Service 1 can have the same or different main logic, but the important thing is to save the call between Service-3 and CRM.
Solution:
Now that we’ve understood the problem statement and figured out that adding a cache layer won’t do the trick due to multiple parallel hits, we need to explore other options.
You might be thinking that adding a distributed lock to handle multiple parallel requests could be a solution. But that would make our requests synchronous, and we deal with a huge amount of traffic, so this would affect the latency of our API.
So, what we need is a distributed lock that can work in parallel without impacting the API’s latency.
Let’s look at the overall solution while keeping all these challenges in mind using the diagram below.
Flow Diagram:
In simple terms, when we receive the R1 request, we first create a cache key with the value ‘WAITING’, and then send a request downstream for a response.
Any other parallel request (R2) will check if the cache key exists or not. It will find the key as ‘WAITING’, so it will continue polling the cache until the maximum polling time to fetch the response.
If the Key is not created yet, then R2 will content with R1 request to acquire lock. Only one of them will acquire lock and other will start waiting and polling the cache until the maximum polling time to fetch the response.
If R1 is successful, it will update the cache value from ‘WAITING’ to the actual response. When R2 polls again, it will return the actual response in almost the same response time as the R1 request, maintaining the API’s latency.
If R2 fails, the key will be removed from the cache, and R2 will also return failure as it is for the same number as R1.

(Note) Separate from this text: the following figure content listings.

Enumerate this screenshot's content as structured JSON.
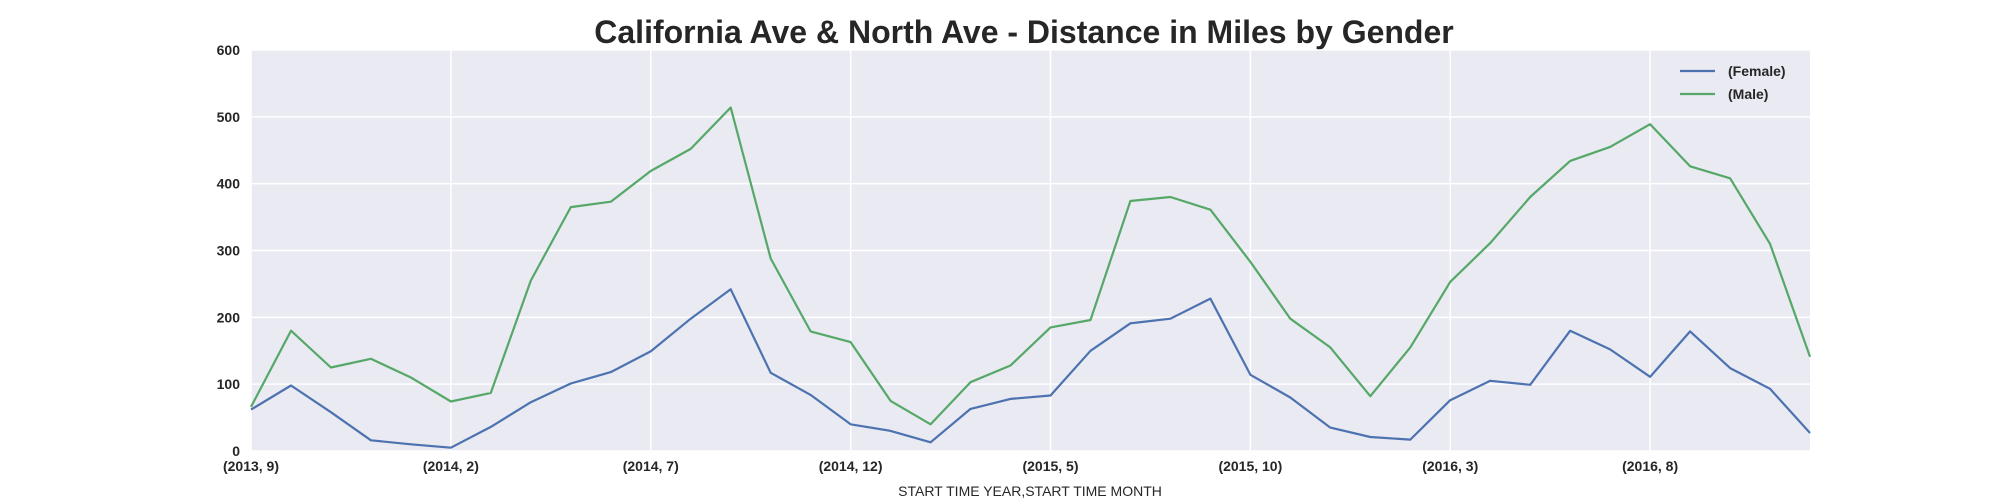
{
  "chart_data": {
    "type": "line",
    "title": "California Ave & North Ave - Distance in Miles by Gender",
    "xlabel": "START TIME YEAR,START TIME MONTH",
    "ylabel": "",
    "ylim": [
      0,
      600
    ],
    "yticks": [
      "0",
      "100",
      "200",
      "300",
      "400",
      "500",
      "600"
    ],
    "x": [
      "(2013, 9)",
      "(2013, 10)",
      "(2013, 11)",
      "(2013, 12)",
      "(2014, 1)",
      "(2014, 2)",
      "(2014, 3)",
      "(2014, 4)",
      "(2014, 5)",
      "(2014, 6)",
      "(2014, 7)",
      "(2014, 8)",
      "(2014, 9)",
      "(2014, 10)",
      "(2014, 11)",
      "(2014, 12)",
      "(2015, 1)",
      "(2015, 2)",
      "(2015, 3)",
      "(2015, 4)",
      "(2015, 5)",
      "(2015, 6)",
      "(2015, 7)",
      "(2015, 8)",
      "(2015, 9)",
      "(2015, 10)",
      "(2015, 11)",
      "(2015, 12)",
      "(2016, 1)",
      "(2016, 2)",
      "(2016, 3)",
      "(2016, 4)",
      "(2016, 5)",
      "(2016, 6)",
      "(2016, 7)",
      "(2016, 8)",
      "(2016, 9)",
      "(2016, 10)",
      "(2016, 11)",
      "(2016, 12)"
    ],
    "xticks": [
      "(2013, 9)",
      "(2014, 2)",
      "(2014, 7)",
      "(2014, 12)",
      "(2015, 5)",
      "(2015, 10)",
      "(2016, 3)",
      "(2016, 8)"
    ],
    "series": [
      {
        "name": "(Female)",
        "color": "#4c72b0",
        "values": [
          62,
          98,
          58,
          16,
          10,
          5,
          36,
          73,
          101,
          118,
          149,
          198,
          242,
          117,
          84,
          40,
          30,
          13,
          63,
          78,
          83,
          150,
          191,
          198,
          228,
          114,
          80,
          35,
          21,
          17,
          76,
          105,
          99,
          180,
          152,
          111,
          179,
          124,
          93,
          27
        ]
      },
      {
        "name": "(Male)",
        "color": "#55a868",
        "values": [
          66,
          180,
          125,
          138,
          110,
          74,
          87,
          255,
          365,
          373,
          419,
          452,
          514,
          288,
          179,
          163,
          75,
          40,
          103,
          128,
          185,
          196,
          374,
          380,
          361,
          283,
          198,
          155,
          82,
          155,
          253,
          311,
          380,
          434,
          455,
          489,
          426,
          408,
          310,
          141
        ]
      }
    ],
    "legend_position": "top-right",
    "grid": true,
    "plot_background": "#eaeaf2",
    "grid_color": "#ffffff"
  }
}
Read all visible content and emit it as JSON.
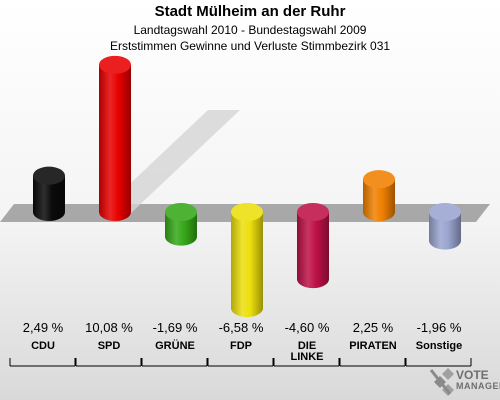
{
  "header": {
    "title": "Stadt Mülheim an der Ruhr",
    "subtitle": "Landtagswahl 2010 - Bundestagswahl 2009",
    "description": "Erststimmen Gewinne und Verluste Stimmbezirk 031"
  },
  "chart_data": {
    "type": "bar",
    "categories": [
      "CDU",
      "SPD",
      "GRÜNE",
      "FDP",
      "DIE LINKE",
      "PIRATEN",
      "Sonstige"
    ],
    "values": [
      2.49,
      10.08,
      -1.69,
      -6.58,
      -4.6,
      2.25,
      -1.96
    ],
    "value_labels": [
      "2,49 %",
      "10,08 %",
      "-1,69 %",
      "-6,58 %",
      "-4,60 %",
      "2,25 %",
      "-1,96 %"
    ],
    "colors": [
      "#0a0a0a",
      "#e80000",
      "#36a818",
      "#ecdf0c",
      "#be1148",
      "#f08000",
      "#9aa4cf"
    ],
    "title": "Stadt Mülheim an der Ruhr",
    "xlabel": "",
    "ylabel": "",
    "grid": false,
    "legend": "none"
  },
  "logo": {
    "line1": "VOTE",
    "line2": "MANAGER"
  }
}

To implement the solution discussed above, we needed two major strategies:
- A time-efficient and scalable distributed lock strategy. To fulfil this need, we used Aerospike Cache for its low latency, high throughput, and scalable architecture.
- A well-thought-out and scalable poll and wait strategy. For this part, we were careful not to increase the API’s latency or overutilize the servers to scale at the maximum level with the current infrastructure. We configured the polling interval time and max polling time with utmost importance. Here’s how we calculated them:
Polling interval time: We found the average difference between the 50th, 75th, and 99th percentile of the response time from downstream.
Max Polling Time: number of calls (including retries) * timeout + polling time + delta (100)
At Airtel, we strive to provide generic and easy-to-use solutions that can be implemented anywhere with the same problem statement. In this case, you only need to add the following annotation along with some configurations:
@OnlineDistributedLock(cacheName = UsageConstants.PREPAID_USAGE,
key = UsageConstants.MOBILITY_CACHE_KEY)
Yes! it’s that easy to get this solution up and running.
Outcome:
Alright, now that we’ve got the above solution up and running, it’s time to dish out some seriously impressive results.
Currently, we are saving approximately ~43 million downstream hits per day (~32%) and ~ 303 million hits per week. By comparing our default cache implementation to that of the current implementation, we are now saving about 50% of requests.
This was a very crucial implementation in order to scale service-nugget to 100% users on Airtel Thanks App.